This is Hillary Clinton’s $30bn plan to save coal miners

US Democratic presidential candidate and former Secretary of State, Hillary Clinton, doesn’t believe in coal mining, but she is willing to spend $30 billion on a plan aimed at revitalizing communities dependent on production of the fossil fuel.

The program, revealed Thursday, is part of Clinton’s broader agenda on clean energy. So no, it does not support the mining of the resource, but it does intend to help coal miners, a unionized group, as they will be the most affected by any closings of coal-fired power plants, given the new Environmental Protection Agency’s (EPA) regulations put in place by the Obama administration.

“Today we are in the midst of a global energy transition,” the Plan For Revitalizing Coal Communities says, citing the rise of natural gas and renewable energy. “We can’t ignore the impact this transition is already having on mining communities, or the threat it poses to the healthcare and retirement security of coalfield workers and their families.”

Clinton said she would use federal money to generate economic development through building infrastructure, expanding broadband access and giving tax breaks for new investment in communities hit by a decline in coal production, such as many towns in Appalachia, the Illinois Basin, and the Western coal areas.

“Building a 21st century clean energy economy in the United States will create new jobs and industries, deliver important health benefits, and reduce carbon pollution,” according to the campaign’s fact sheet.

The text also says that Clinton would fight coal companies that she says use bankruptcy proceedings to shirk health-care and pension commitments to retirees and overhaul the troubled black-lung benefit program so it properly awards benefits due.

Public enemy No.1

Republicans were quick to fire back, calling her “the public enemy No.1 for coal miners and their communities,” as she supports the EPA agenda aimed to reduce the role of coal-fired power, which is crippling their way of life.

“If Hillary Clinton were truly on the side of coal country, she would stand up to extreme anti-energy environmentalists that run the Democrat Party instead of embracing their agenda that is killing jobs and driving up costs,” Republican National Committee spokesman Michael Short said in a statement.

Three major coal miners filed for bankruptcy protection this year: Patriot Coal, Alpha Natural Resources and Walter Energy. And this week, Arch Coal said it was talking to creditors about restructuring its balance sheet.

Eight years ago, Clinton ran as a champion of coal, beating then-Illinois Sen. Barack Obama in the Ohio and Pennsylvania primaries.

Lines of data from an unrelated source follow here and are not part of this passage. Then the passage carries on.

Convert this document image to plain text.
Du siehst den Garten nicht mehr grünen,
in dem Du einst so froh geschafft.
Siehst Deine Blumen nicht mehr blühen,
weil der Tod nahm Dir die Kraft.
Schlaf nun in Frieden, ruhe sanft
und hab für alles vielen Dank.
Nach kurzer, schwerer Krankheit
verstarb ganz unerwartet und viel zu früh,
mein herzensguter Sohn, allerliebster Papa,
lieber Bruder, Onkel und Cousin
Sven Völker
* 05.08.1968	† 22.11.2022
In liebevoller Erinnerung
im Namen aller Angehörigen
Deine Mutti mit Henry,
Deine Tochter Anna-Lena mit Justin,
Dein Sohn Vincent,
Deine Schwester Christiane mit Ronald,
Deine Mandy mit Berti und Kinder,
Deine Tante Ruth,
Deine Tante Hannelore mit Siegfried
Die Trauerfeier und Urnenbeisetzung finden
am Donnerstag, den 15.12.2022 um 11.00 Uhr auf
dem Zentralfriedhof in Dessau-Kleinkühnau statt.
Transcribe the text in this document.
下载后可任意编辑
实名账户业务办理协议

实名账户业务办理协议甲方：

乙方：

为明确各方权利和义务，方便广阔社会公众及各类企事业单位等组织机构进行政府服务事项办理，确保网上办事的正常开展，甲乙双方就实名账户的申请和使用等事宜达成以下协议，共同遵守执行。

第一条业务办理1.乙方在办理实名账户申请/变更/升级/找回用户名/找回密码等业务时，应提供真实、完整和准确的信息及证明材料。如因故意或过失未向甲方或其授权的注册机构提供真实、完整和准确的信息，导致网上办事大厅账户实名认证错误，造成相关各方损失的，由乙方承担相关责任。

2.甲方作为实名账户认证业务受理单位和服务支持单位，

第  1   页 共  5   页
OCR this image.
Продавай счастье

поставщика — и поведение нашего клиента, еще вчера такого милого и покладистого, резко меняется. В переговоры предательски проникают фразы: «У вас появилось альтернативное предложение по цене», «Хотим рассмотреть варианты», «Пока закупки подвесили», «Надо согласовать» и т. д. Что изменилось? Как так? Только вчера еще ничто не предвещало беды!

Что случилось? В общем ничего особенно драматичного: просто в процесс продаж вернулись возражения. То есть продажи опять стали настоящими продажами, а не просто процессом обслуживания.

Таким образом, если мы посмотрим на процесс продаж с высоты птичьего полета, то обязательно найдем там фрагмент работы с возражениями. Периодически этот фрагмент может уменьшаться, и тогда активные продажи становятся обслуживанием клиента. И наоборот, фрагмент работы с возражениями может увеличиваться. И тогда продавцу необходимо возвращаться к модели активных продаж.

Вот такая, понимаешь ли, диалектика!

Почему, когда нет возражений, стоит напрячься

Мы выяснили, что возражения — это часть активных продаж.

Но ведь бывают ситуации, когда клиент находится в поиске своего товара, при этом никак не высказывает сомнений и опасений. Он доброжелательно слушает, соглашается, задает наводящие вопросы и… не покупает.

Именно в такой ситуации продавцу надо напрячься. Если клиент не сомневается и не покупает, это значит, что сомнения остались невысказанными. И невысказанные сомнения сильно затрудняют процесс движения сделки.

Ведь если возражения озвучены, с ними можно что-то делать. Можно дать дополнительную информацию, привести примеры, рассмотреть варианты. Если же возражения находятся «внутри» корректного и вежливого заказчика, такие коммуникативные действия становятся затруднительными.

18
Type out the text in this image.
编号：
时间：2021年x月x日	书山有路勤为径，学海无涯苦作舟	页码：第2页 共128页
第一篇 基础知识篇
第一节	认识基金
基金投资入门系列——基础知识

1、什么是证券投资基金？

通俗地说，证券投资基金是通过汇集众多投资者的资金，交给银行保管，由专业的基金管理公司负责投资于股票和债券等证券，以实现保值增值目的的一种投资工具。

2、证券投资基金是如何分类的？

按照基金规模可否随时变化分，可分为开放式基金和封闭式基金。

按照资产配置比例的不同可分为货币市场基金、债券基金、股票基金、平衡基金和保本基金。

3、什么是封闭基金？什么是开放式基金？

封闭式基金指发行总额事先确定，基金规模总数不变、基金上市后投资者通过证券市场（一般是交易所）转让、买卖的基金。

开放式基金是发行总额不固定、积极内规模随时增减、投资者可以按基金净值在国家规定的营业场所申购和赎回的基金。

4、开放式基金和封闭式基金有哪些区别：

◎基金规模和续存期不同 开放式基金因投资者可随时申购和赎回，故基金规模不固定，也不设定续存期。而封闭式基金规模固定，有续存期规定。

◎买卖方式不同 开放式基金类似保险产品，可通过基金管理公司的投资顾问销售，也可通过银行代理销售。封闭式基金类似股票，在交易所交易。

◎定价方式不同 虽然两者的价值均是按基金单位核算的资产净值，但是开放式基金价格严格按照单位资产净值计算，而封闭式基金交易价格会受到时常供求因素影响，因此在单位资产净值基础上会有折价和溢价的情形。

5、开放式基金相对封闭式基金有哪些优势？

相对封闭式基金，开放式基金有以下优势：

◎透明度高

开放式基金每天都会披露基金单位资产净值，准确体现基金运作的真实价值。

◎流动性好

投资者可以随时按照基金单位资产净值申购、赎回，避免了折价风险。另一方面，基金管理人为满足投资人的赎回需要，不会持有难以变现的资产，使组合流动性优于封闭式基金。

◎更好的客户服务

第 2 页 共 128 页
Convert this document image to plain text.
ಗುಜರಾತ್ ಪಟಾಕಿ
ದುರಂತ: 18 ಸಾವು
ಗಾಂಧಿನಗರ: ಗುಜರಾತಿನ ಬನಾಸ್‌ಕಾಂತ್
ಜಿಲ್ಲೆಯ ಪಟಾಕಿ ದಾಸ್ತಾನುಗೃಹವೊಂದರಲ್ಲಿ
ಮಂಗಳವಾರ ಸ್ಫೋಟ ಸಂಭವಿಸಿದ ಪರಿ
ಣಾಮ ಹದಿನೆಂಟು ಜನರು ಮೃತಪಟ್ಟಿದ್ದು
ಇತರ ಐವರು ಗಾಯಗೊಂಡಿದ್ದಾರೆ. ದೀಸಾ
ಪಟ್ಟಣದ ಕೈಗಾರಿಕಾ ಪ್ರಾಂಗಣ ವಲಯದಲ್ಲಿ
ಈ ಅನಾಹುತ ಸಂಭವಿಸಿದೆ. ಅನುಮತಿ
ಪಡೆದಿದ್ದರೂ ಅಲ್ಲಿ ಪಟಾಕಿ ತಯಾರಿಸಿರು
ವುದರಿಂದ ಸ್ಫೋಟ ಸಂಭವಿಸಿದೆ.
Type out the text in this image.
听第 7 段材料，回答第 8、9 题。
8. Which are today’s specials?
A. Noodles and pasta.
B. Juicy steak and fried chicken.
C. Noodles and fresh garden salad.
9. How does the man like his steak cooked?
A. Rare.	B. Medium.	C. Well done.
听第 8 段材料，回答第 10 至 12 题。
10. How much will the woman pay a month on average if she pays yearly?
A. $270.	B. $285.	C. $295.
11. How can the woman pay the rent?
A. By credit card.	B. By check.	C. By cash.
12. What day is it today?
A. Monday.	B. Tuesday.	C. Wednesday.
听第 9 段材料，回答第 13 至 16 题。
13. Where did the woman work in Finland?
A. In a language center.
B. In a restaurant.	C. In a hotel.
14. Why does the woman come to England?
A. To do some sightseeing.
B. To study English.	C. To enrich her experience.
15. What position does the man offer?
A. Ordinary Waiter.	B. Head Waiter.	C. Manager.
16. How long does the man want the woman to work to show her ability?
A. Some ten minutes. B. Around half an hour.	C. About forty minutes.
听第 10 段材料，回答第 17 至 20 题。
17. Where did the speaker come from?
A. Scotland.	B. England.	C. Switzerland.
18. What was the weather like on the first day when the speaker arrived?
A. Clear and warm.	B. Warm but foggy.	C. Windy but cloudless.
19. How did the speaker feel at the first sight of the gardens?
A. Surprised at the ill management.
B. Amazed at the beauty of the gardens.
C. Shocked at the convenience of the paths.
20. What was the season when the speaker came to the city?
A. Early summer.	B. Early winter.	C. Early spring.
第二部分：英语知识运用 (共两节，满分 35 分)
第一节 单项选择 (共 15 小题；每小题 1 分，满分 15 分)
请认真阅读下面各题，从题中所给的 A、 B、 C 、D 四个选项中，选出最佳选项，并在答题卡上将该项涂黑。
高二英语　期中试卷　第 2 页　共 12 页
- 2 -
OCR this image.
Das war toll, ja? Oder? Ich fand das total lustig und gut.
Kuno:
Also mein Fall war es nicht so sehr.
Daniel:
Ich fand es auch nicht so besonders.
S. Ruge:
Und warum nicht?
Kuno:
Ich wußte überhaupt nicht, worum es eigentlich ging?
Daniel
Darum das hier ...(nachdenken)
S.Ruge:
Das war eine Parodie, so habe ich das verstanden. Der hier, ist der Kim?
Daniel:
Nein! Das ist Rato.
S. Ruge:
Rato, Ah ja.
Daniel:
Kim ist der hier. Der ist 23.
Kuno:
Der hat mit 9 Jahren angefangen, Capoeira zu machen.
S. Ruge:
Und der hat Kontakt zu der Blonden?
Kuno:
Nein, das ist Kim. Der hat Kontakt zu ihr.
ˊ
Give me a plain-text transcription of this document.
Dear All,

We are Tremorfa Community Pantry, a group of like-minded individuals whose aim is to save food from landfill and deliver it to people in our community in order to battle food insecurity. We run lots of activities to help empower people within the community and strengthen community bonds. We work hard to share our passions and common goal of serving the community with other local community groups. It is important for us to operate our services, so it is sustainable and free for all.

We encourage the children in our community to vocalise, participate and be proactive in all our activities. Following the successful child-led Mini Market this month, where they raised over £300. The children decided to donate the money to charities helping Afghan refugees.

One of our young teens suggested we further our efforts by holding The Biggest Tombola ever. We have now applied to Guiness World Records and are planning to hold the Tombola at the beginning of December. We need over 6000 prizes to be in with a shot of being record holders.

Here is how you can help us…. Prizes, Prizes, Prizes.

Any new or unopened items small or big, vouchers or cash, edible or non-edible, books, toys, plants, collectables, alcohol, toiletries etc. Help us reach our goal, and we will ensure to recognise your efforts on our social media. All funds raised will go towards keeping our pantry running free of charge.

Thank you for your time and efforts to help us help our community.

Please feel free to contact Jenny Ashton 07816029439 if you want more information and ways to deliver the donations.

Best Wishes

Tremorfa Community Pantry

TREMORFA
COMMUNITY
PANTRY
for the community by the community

The coal industry, particularly in the U.S., has struggled to keep pace with the natural gas boom and gradually affordable renewable energy sources.

Currently, coal accounts for one-third of the country’s power generation and domestic consumption has dropped by 25% in the past 10 years. What’s more worrisome, according to latest estimates renewable energy is on track to surpass coal as the largest source of electricity generation by 2030.